Matteo Messina Denaro ebbe per maestro Totò Riina, ne è stato l’erede, fino a poche ore fa. E il dottor Alessandro Crini (in foto), oggi procuratore capo di Pisa - per anni in prima linea tra i magistrati antimafia fiorentini – ebbe anche un faccia a faccia con il capo dei capi: "Andammo a sentirlo per alcune dichiarazioni che aveva reso in un processo – ricorda Crini -. Disse solo che ce l’aveva con me e Nicolosi per l’ergastolo che gli avevamo rifilato. Ma furono i suoi occhi a colpirmi, quel battito di ciglia in perfetto stile mafioso, carico di minaccia non lo dimenticherò mai; aveva il sapore di quello che dice: “a voi ci penso io“".

Riina, come poi Provenzano, non ha mai parlato. Cosa aspettarsi da Messina Denaro?

"Tema questo che riguarda i colleghi che lo stanno trattando. E’ chiaro però che potrebbe recitare gli ultimi trent’anni di Cosa Nostra: dalle stragi, al notevole contesto criminale in cui ha operato, soprattutto nel trapanese. Se deciderà di farlo deve sedersi davanti a più magistrati, da quelli di Palermo per la sua attività mafiosa, a quelli di Caltanissetta e Firenze per le stragi".

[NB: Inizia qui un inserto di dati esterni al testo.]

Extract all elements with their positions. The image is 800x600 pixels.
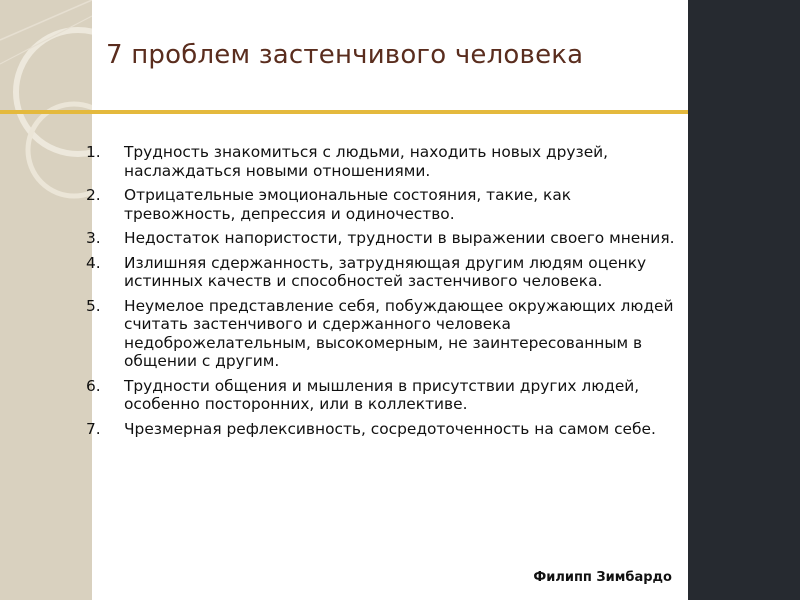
- list-item: [86, 186, 678, 223]
- list-item-number: 7.: [86, 419, 101, 438]
- author-attribution: Филипп Зимбардо: [533, 570, 672, 585]
- list-item-number: 3.: [86, 229, 101, 247]
- list-item-number: 5.: [86, 296, 101, 315]
- list-item: [86, 420, 678, 439]
- decorative-line: [0, 0, 92, 40]
- list-item: [86, 254, 678, 291]
- decorative-left-band: [0, 0, 92, 600]
- list-item: [86, 143, 678, 180]
- list-item: [86, 229, 678, 248]
- list-item-text: Чрезмерная рефлексивность, сосредоточенность на самом себе.: [124, 419, 656, 438]
- dark-right-panel: [688, 0, 800, 600]
- list-item-text: Излишняя сдержанность, затрудняющая другим людям оценку истинных качеств и способностей застенчивого человека.: [124, 253, 647, 290]
- problem-list: [86, 143, 678, 444]
- slide-title: 7 проблем застенчивого человека: [106, 40, 584, 70]
- list-item-number: 2.: [86, 186, 101, 204]
- list-item-text: Трудности общения и мышления в присутствии других людей, особенно посторонних, или в коллективе.: [124, 376, 640, 413]
- decorative-line: [0, 16, 92, 64]
- list-item-text: Отрицательные эмоциональные состояния, такие, как тревожность, депрессия и одиночество.: [124, 186, 572, 223]
- decorative-circles: [0, 0, 92, 600]
- list-item-text: Трудность знакомиться с людьми, находить новых друзей, наслаждаться новыми отношениями.: [124, 143, 609, 180]
- list-item-number: 1.: [86, 143, 101, 161]
- list-item-number: 6.: [86, 376, 101, 395]
- list-item-text: Недостаток напористости, трудности в выражении своего мнения.: [124, 229, 675, 247]
- list-item-number: 4.: [86, 253, 101, 272]
- decorative-circle-large: [16, 30, 92, 154]
- list-item: [86, 297, 678, 371]
- list-item: [86, 377, 678, 414]
- list-item-text: Неумелое представление себя, побуждающее окружающих людей считать застенчивого и сдержанного человека недоброжелательным, высокомерным, не заинтересованным в общении с другим.: [124, 296, 674, 370]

Una caccia durata trent’anni, un arresto le cui immagini hanno fatto il giro del mondo. Cosa ci dice, oggi, il fatto che Messina Denaro sia in carcere?

"Ci dice che c’è grande attenzione dello Stato, e quando dico Stato intendo tutte le articolazioni, dalle forze di polizia ai colleghi che stanno operando. Ma ci dice di più: prima o poi il momento di rendere conto arriva, l’impunità non esiste. Neppure se sei Matteo Messina Denaro".

Ma abbiamo acciuffato un boss in declino, o un capo nel pieno delle sue funzioni?

"Non è un uomo di scarto, è certamente un leader. E’ figlio di mafioso, prima di lui c’era il padre. Cosa Nostra non è una struttura dove si va e si viene. Messina Denaro è un uomo d’onore da quando era ragazzo. Un uomo di punta, la cui centralità risulta dimostrata dal ruolo che ebbe nella campagna stragista".

Una latitanza record: si è parlato tanto anche di coperture di cui il boss potrebbe aver beneficiato

"Vede, tutti gli apicali sono stati presi, era rimasto solo lui. Ma in particolare mi sono convinto di una sostanziale autoreferenziale di Cosa Nostra. Messina Denaro è un leader con una conoscenza a tutto campo dell’organizzazione criminale che ha come caratteristiche peculiari il mimetismo e il non protagonismo che fanno da collante ad una catena di Sant’Antonio per favorire l’invisibilità: la sua massima efficacia arriva quando i boss sono nelle loro terre. Quando escono da certi contesti diventano prede più facili: fu così anche con i Graviano, che infatti arrestammo a Milano. Anche nel ’92 quando Riina li spedì tutti a Roma per fare la pelle a Falcone, Costanzo e Martelli, prima delle stragi di Capaci e via D’Amelio, e c’era anche Messina Denaro, lasciarono tracce".

Cosa Nostra ha già un altro re?

"Le stragi dettero visibilità a persone, ma dietro di loro noi sappiamo che c’erano capi famiglia, capi mandamento. Cosa Nostra è una struttura verticistica, violenta e criminale, vive sul presupposto della disuguaglianza: chi sta sopra ha il potere di vita o di morte di chi sta sotto. Un capo, o anche più capi, ci saranno di certo".